Roger Jahnke, OMD writes about the lymph system from a holistic perspective in his article The Lymph , describing gravity as one method of lymph propulsion:
“Because gravity exerts such a substantial force and because lymph has so far to climb to get to the thoracic duct’s entry into the sub-clavian vein, any inversion of the limbs or even the prone body position allows for a free flow of lymph unencumbered by the effects of gravity. Elevation of the lower limbs is often prescribed for health problems characterized by a pooling of interstitial fluids.”
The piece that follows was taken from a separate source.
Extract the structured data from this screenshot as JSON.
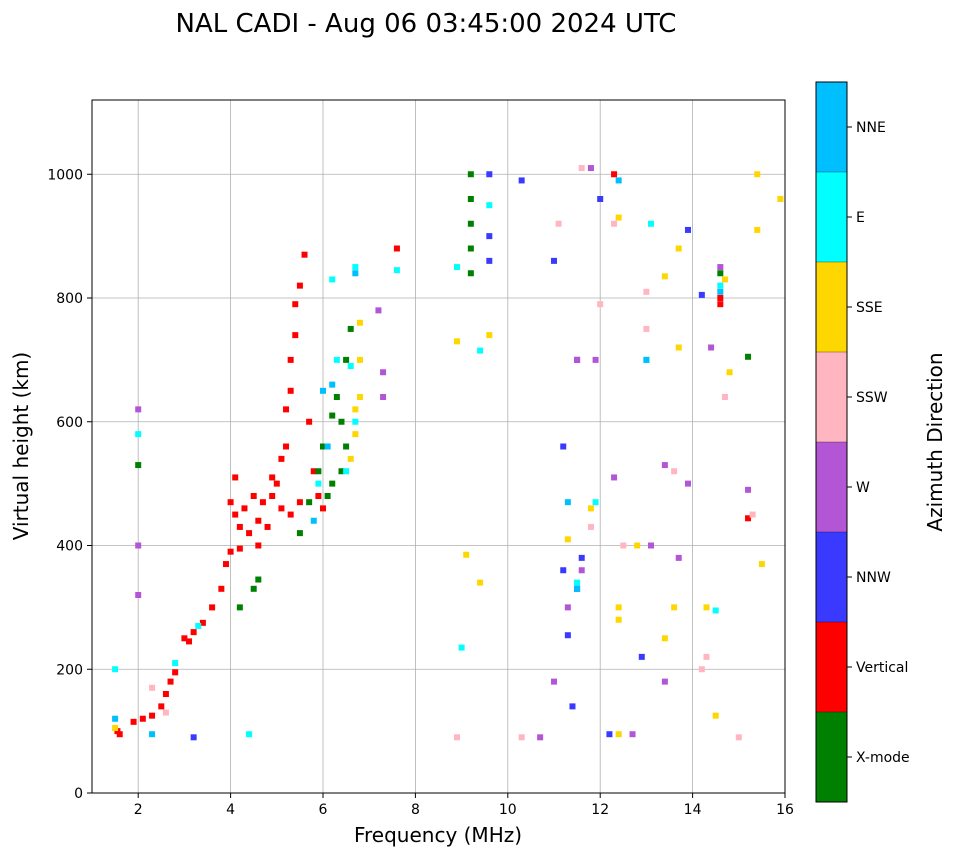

Also, for centuries yoga practitioners have recognized the concept of turning the body upside down to find relaxation. The head stand position is a form of “postural exchange” (reversing the direction of gravity). Not everyone wants to do headstands, so inversion on Teeter equipment creates an easier alternative with the added benefit of joint decompression.
-  Nachemson, A and Elfstrom, G: Intravital Dynamic Pressure Measurements in Lumbar Discs. Scandinavian Journal of Rehab Medicine, supplement, 1970.
-  Nosse, L.: Inverted Spinal Traction. Arch Phys Med Rehabil 59: 367-370, Aug 78.
-  Loomis, H, et al: The Importance of Improving Lymphatic Drainage. The American Chiropractor 22: 14-18. 2000.
-  Broatch, Joanne. Better Back, Better Body – The New Inversion Way. 29-31.Vancouver, BC: 1996.
-  Jahnke, Roger. O.M.D., The Lymph. June 19, 2000. http://www.healthy.net/scr/Article.asp?Id=993.
-  Kane, M, et al: Effects of Gravity-facilitated Traction on Intervertebral Dimensions of the Lumbar Spine. Journal of Orthopedic and Sports Phys Ther. 281-288, Mar 85
-  Dimberg, L, et al: Effects of gravity-facilitated traction of the lumbar spine in persons with chronic low back pain at the workplace.